La prima uscita pubblica del “Margutte” è avvenuta con “Reti di altre nostalgie”, una bella mostra a Piazza, sabato 18 maggio 2013. La mostra di tre amici di lunga data: il pittore Gianni Bava, membro della redazione, e il fotografo Bruno Capellino hanno ormai una certa tradizione delle loro “personali a due” nella saletta “Andrea Pozzo” del caffé “Antico Borgo”, locale storico del quartiere. Questa volta, però, le loro immagini nascevano in sinergia con i testi poetici di Attilio Ianniello, scrittore e storico monregalese anch’egli redattore del “Margutte”, che ha presentato una sua plaquette di poesie, “La sorgente dell’Ellero e altre acque”, stampato dalla cooperativa sociale Insieme.

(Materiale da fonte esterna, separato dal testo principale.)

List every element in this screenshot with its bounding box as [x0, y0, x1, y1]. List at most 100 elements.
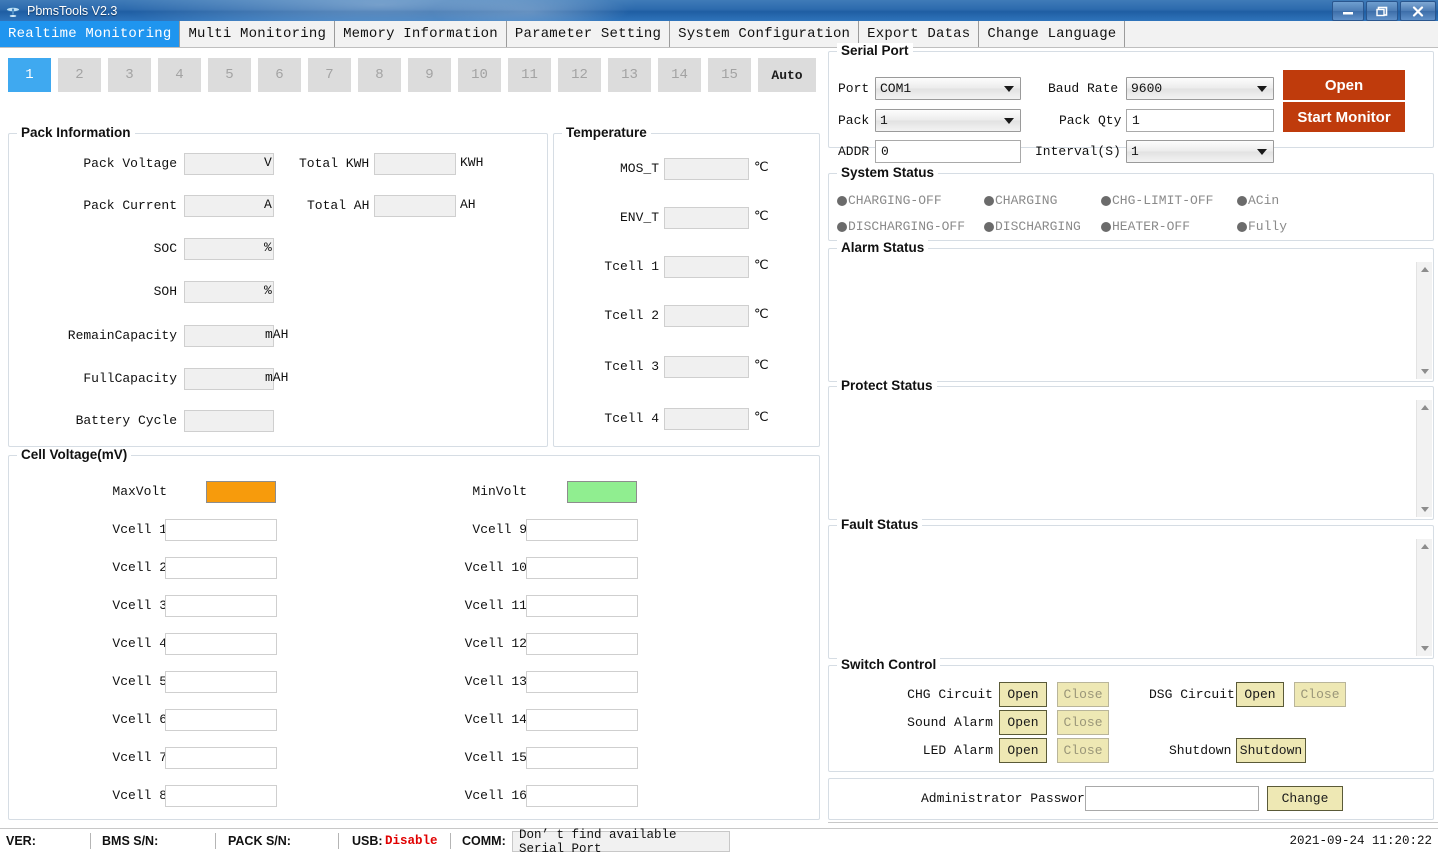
- fault-status-content[interactable]: [830, 539, 1416, 656]
- pack-voltage-field[interactable]: [184, 153, 274, 175]
- battery-cycle-field[interactable]: [184, 410, 274, 432]
- pack-button-2[interactable]: 2: [58, 58, 101, 92]
- soh-field[interactable]: [184, 281, 274, 303]
- pack-button-6[interactable]: 6: [258, 58, 301, 92]
- scroll-down-icon[interactable]: [1417, 502, 1432, 517]
- pack-select[interactable]: 1: [875, 109, 1021, 132]
- led-alarm-close-button[interactable]: Close: [1057, 738, 1109, 763]
- main-tab-strip[interactable]: Realtime Monitoring Multi Monitoring Mem…: [0, 21, 1438, 48]
- vcell-15-field[interactable]: [526, 747, 638, 769]
- pack-button-14[interactable]: 14: [658, 58, 701, 92]
- pack-button-10[interactable]: 10: [458, 58, 501, 92]
- vcell-9-field[interactable]: [526, 519, 638, 541]
- shutdown-button[interactable]: Shutdown: [1236, 738, 1306, 763]
- open-port-button[interactable]: Open: [1283, 70, 1405, 100]
- maximize-icon[interactable]: [1366, 1, 1398, 21]
- vcell-13-field[interactable]: [526, 671, 638, 693]
- env-t-field[interactable]: [664, 207, 749, 229]
- minimize-icon[interactable]: [1332, 1, 1364, 21]
- tab-realtime-monitoring[interactable]: Realtime Monitoring: [0, 21, 180, 47]
- vcell-3-label: Vcell 3: [39, 598, 167, 613]
- pack-current-field[interactable]: [184, 195, 274, 217]
- chevron-down-icon: [1257, 149, 1267, 155]
- pack-information-group: Pack Information Pack Voltage V Pack Cur…: [8, 133, 548, 447]
- protect-status-scrollbar[interactable]: [1416, 400, 1432, 517]
- chg-circuit-open-button[interactable]: Open: [999, 682, 1047, 707]
- sound-alarm-close-button[interactable]: Close: [1057, 710, 1109, 735]
- pack-information-title: Pack Information: [17, 125, 135, 140]
- tcell-4-field[interactable]: [664, 408, 749, 430]
- dsg-circuit-open-button[interactable]: Open: [1236, 682, 1284, 707]
- pack-button-13[interactable]: 13: [608, 58, 651, 92]
- tcell-3-field[interactable]: [664, 356, 749, 378]
- tab-multi-monitoring[interactable]: Multi Monitoring: [180, 21, 335, 47]
- chg-circuit-close-button[interactable]: Close: [1057, 682, 1109, 707]
- tcell-2-field[interactable]: [664, 305, 749, 327]
- vcell-8-field[interactable]: [165, 785, 277, 807]
- pack-button-1[interactable]: 1: [8, 58, 51, 92]
- vcell-3-field[interactable]: [165, 595, 277, 617]
- vcell-11-field[interactable]: [526, 595, 638, 617]
- remain-capacity-field[interactable]: [184, 325, 274, 347]
- scroll-up-icon[interactable]: [1417, 262, 1432, 277]
- vcell-6-field[interactable]: [165, 709, 277, 731]
- start-monitor-button[interactable]: Start Monitor: [1283, 102, 1405, 132]
- baud-rate-select[interactable]: 9600: [1126, 77, 1274, 100]
- mos-t-field[interactable]: [664, 158, 749, 180]
- change-password-button[interactable]: Change: [1267, 786, 1343, 811]
- tab-parameter-setting[interactable]: Parameter Setting: [507, 21, 670, 47]
- temperature-group: Temperature MOS_T ℃ ENV_T ℃ Tcell 1 ℃ Tc…: [553, 133, 820, 447]
- vcell-10-field[interactable]: [526, 557, 638, 579]
- vcell-7-field[interactable]: [165, 747, 277, 769]
- vcell-2-field[interactable]: [165, 557, 277, 579]
- full-capacity-field[interactable]: [184, 368, 274, 390]
- vcell-12-field[interactable]: [526, 633, 638, 655]
- fault-status-scrollbar[interactable]: [1416, 539, 1432, 656]
- addr-input[interactable]: 0: [875, 140, 1021, 163]
- sound-alarm-label: Sound Alarm: [829, 715, 993, 730]
- dsg-circuit-close-button[interactable]: Close: [1294, 682, 1346, 707]
- tab-system-configuration[interactable]: System Configuration: [670, 21, 859, 47]
- tab-memory-information[interactable]: Memory Information: [335, 21, 507, 47]
- alarm-status-scrollbar[interactable]: [1416, 262, 1432, 379]
- pack-button-7[interactable]: 7: [308, 58, 351, 92]
- interval-select[interactable]: 1: [1126, 140, 1274, 163]
- tcell-1-field[interactable]: [664, 256, 749, 278]
- pack-button-auto[interactable]: Auto: [758, 58, 816, 92]
- pack-qty-input[interactable]: 1: [1126, 109, 1274, 132]
- vcell-5-field[interactable]: [165, 671, 277, 693]
- admin-password-input[interactable]: [1085, 786, 1259, 811]
- vcell-5-label: Vcell 5: [39, 674, 167, 689]
- pack-button-12[interactable]: 12: [558, 58, 601, 92]
- scroll-up-icon[interactable]: [1417, 539, 1432, 554]
- pack-button-3[interactable]: 3: [108, 58, 151, 92]
- pack-button-15[interactable]: 15: [708, 58, 751, 92]
- vcell-16-field[interactable]: [526, 785, 638, 807]
- sound-alarm-open-button[interactable]: Open: [999, 710, 1047, 735]
- pack-button-4[interactable]: 4: [158, 58, 201, 92]
- close-icon[interactable]: [1400, 1, 1436, 21]
- vcell-4-field[interactable]: [165, 633, 277, 655]
- protect-status-content[interactable]: [830, 400, 1416, 517]
- tab-change-language[interactable]: Change Language: [979, 21, 1125, 47]
- alarm-status-content[interactable]: [830, 262, 1416, 379]
- total-ah-field[interactable]: [374, 195, 456, 217]
- vcell-14-field[interactable]: [526, 709, 638, 731]
- pack-button-8[interactable]: 8: [358, 58, 401, 92]
- led-alarm-open-button[interactable]: Open: [999, 738, 1047, 763]
- vcell-1-field[interactable]: [165, 519, 277, 541]
- total-kwh-field[interactable]: [374, 153, 456, 175]
- scroll-down-icon[interactable]: [1417, 641, 1432, 656]
- max-volt-indicator: [206, 481, 276, 503]
- scroll-down-icon[interactable]: [1417, 364, 1432, 379]
- protect-status-group: Protect Status: [828, 386, 1434, 520]
- pack-button-11[interactable]: 11: [508, 58, 551, 92]
- soc-field[interactable]: [184, 238, 274, 260]
- tcell-3-unit: ℃: [754, 358, 769, 373]
- pack-button-9[interactable]: 9: [408, 58, 451, 92]
- port-select[interactable]: COM1: [875, 77, 1021, 100]
- scroll-up-icon[interactable]: [1417, 400, 1432, 415]
- tcell-1-label: Tcell 1: [554, 259, 659, 274]
- pack-button-5[interactable]: 5: [208, 58, 251, 92]
- pack-selector-bar[interactable]: 1 2 3 4 5 6 7 8 9 10 11 12 13 14 15 Auto: [8, 58, 816, 92]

Gabriella Mongardi, curatrice della rubrica letteraria del “Margutte” stesso,  stendendo la prefazione dell’opera ha notato un rapporto con “Il torrente” di Saba; dodici liriche sono infatti dedicata all’El, il fiume di Mondovì, italianizzato in tempi recenti in Ellero; un termine di radice indoeuropea che significa “ciò che scorre” (curioso che la omofona radice ebraica EL sia quella associata, in tale ambito linguistico, al Divino).

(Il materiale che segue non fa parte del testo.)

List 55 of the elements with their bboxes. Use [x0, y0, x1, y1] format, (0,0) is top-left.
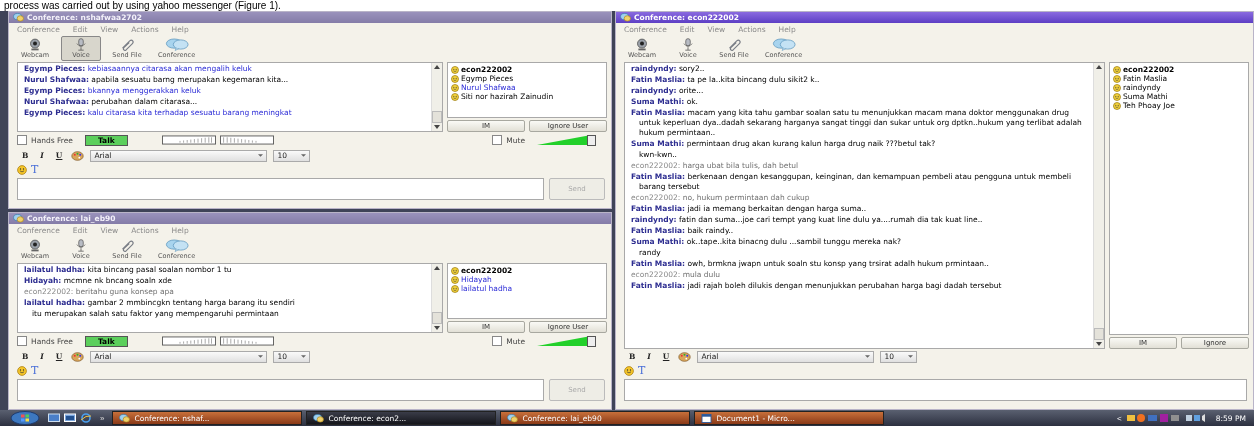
chat-bubbles-icon [119, 413, 131, 423]
scrollbar[interactable] [431, 264, 442, 332]
window-icon[interactable] [64, 413, 76, 423]
level-meter-drawing [161, 135, 216, 145]
level-meter-drawing [161, 336, 216, 346]
scroll-thumb[interactable] [432, 312, 442, 324]
caret-icon [864, 354, 872, 359]
up-arrow-icon[interactable] [434, 65, 440, 69]
caret-icon [300, 354, 308, 359]
text-style-button[interactable]: T [31, 164, 39, 175]
document-text: process was carried out by using yahoo messenger (Figure 1). [4, 0, 281, 11]
level-meter-drawing [219, 336, 274, 346]
message-input[interactable] [624, 379, 1247, 401]
checkbox[interactable] [17, 336, 27, 346]
scroll-thumb[interactable] [432, 111, 442, 123]
document-icon [701, 413, 713, 423]
checkbox[interactable] [17, 135, 27, 145]
chat-bubbles-icon [313, 413, 325, 423]
chat-bubbles-icon [507, 413, 519, 423]
chat-bubbles-icon [771, 38, 796, 51]
caret-icon [257, 354, 265, 359]
caret-icon [300, 153, 308, 158]
level-meter-drawing [219, 135, 274, 145]
checkbox[interactable] [492, 336, 503, 346]
text-style-button[interactable]: T [638, 365, 646, 376]
smiley-icon[interactable] [624, 365, 634, 376]
start-orb-icon[interactable] [10, 411, 40, 425]
text-style-button[interactable]: T [31, 365, 39, 376]
palette-icon[interactable] [71, 351, 85, 362]
chat-bubbles-icon [620, 13, 631, 22]
palette-icon[interactable] [71, 150, 85, 161]
palette-icon[interactable] [678, 351, 692, 362]
up-arrow-icon[interactable] [1096, 65, 1102, 69]
desktop-icon[interactable] [48, 413, 60, 423]
caret-icon [907, 354, 915, 359]
down-arrow-icon[interactable] [434, 326, 440, 330]
scroll-thumb[interactable] [1094, 328, 1104, 340]
scrollbar[interactable] [431, 63, 442, 131]
smiley-icon[interactable] [17, 164, 27, 175]
tray-expand-button[interactable]: < [1117, 413, 1122, 423]
checkbox[interactable] [492, 135, 503, 145]
chat-bubbles-icon [13, 13, 24, 22]
down-arrow-icon[interactable] [1096, 342, 1102, 346]
more-button[interactable]: » [96, 413, 109, 423]
browser-icon[interactable] [80, 413, 92, 423]
message-input[interactable] [17, 379, 544, 401]
chat-bubbles-icon [164, 239, 189, 252]
caret-icon [257, 153, 265, 158]
down-arrow-icon[interactable] [434, 125, 440, 129]
smiley-icon[interactable] [17, 365, 27, 376]
chat-bubbles-icon [13, 214, 24, 223]
chat-bubbles-icon [164, 38, 189, 51]
message-input[interactable] [17, 178, 544, 200]
up-arrow-icon[interactable] [434, 266, 440, 270]
scrollbar[interactable] [1093, 63, 1104, 348]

Le altre dodici sono dedicate alle nubi, l’altra forma dell’acqua nel ciclo che garantisce la vita sulla terra.

Come conferma anche lo stesso autore nella presentazione, l’acqua è qui come elemento materno, come nella proto-alchimia gnostica, in autori quali Basilius Valentinus e simili, che assumevano quale loro motto “Vitriol”, ovvero Visita Interiora Terrae, Rectificando Invenies Occultum Lapidem”. Ovvero, “visita l’interno della Terra, e rinvieni – correggendo – la Pietra Segreta”. L’interno della Terra sono, ovviamente, in un rapporto macro e microcosmo, le acque amniotiche dello stadio pre-nascita, in cui si cela la Pietra Filosofale, ovvero il nostro Io primigenio più profondo.

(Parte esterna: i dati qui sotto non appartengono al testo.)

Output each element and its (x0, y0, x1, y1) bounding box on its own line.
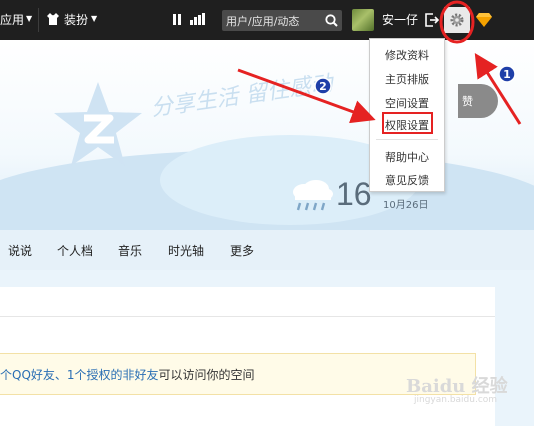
step-badge-2-label: 2 (319, 80, 327, 93)
arrow-to-gear (474, 52, 522, 125)
step-badge-1-label: 1 (503, 68, 511, 81)
gear-highlight-circle (439, 0, 475, 44)
tutorial-annotations: 1 2 (237, 0, 522, 125)
arrow-to-permission (237, 68, 376, 124)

Questo il lavoro, dunque, della poesia, che va qui in parallelo col percorso esistenziale dell’autore, tornato anche fisicamente a Mondovì. E bene lo rappresenta l’immagine di copertina di Bava, che crea una struttura azzurro-acquea di matrice circolare, che ritorna in sé stessa, e che fin richiama nella forma l’Atanor, il forno alchemico nella sua più essenziale figurazione. All’interno, immaginari arabeschi di lingue perdute, alla Al Azred, suggeriscono comunque l’idea di un misterico processo alchemico operato dalla parola poetica dell’autore.

Simmetricamente, l’opera di Attilio entra nelle opere disposte nella mostra: vuoi nelle reinterpretazioni visuali di Gianni Bava, che fa sue le liriche dell’amico poeta, vuoi come didascalie elaborate per le opere di Bruno Capellino, in un processo più distinto e intellettuale, comunque interessante.

Nei dipinti di Gianni le poesie di Attilio sono interpretate spesso con un esplosione vorticosa di colori, un viluppo di fasci cromatici che sprigiona l’idea di energia primordiale contenuta anche nel testo delle liriche stesse.

Capellino, invece, oltre ai consueti lavori sul colore presenta anche alcuni studi sul bianco e nero molto interessanti, quasi incisioni realizzate con la fotocamera, un intrico di segni che paiono graffiti sulla parete di una grotta rituale preistorica.

E infine, come detto, la mostra è stata l’occasione per iniziare ad accennare di questo progetto di sito web, la prima uscita pubblica del “Margutte”. E anche per questo merita di essere qui ricordata.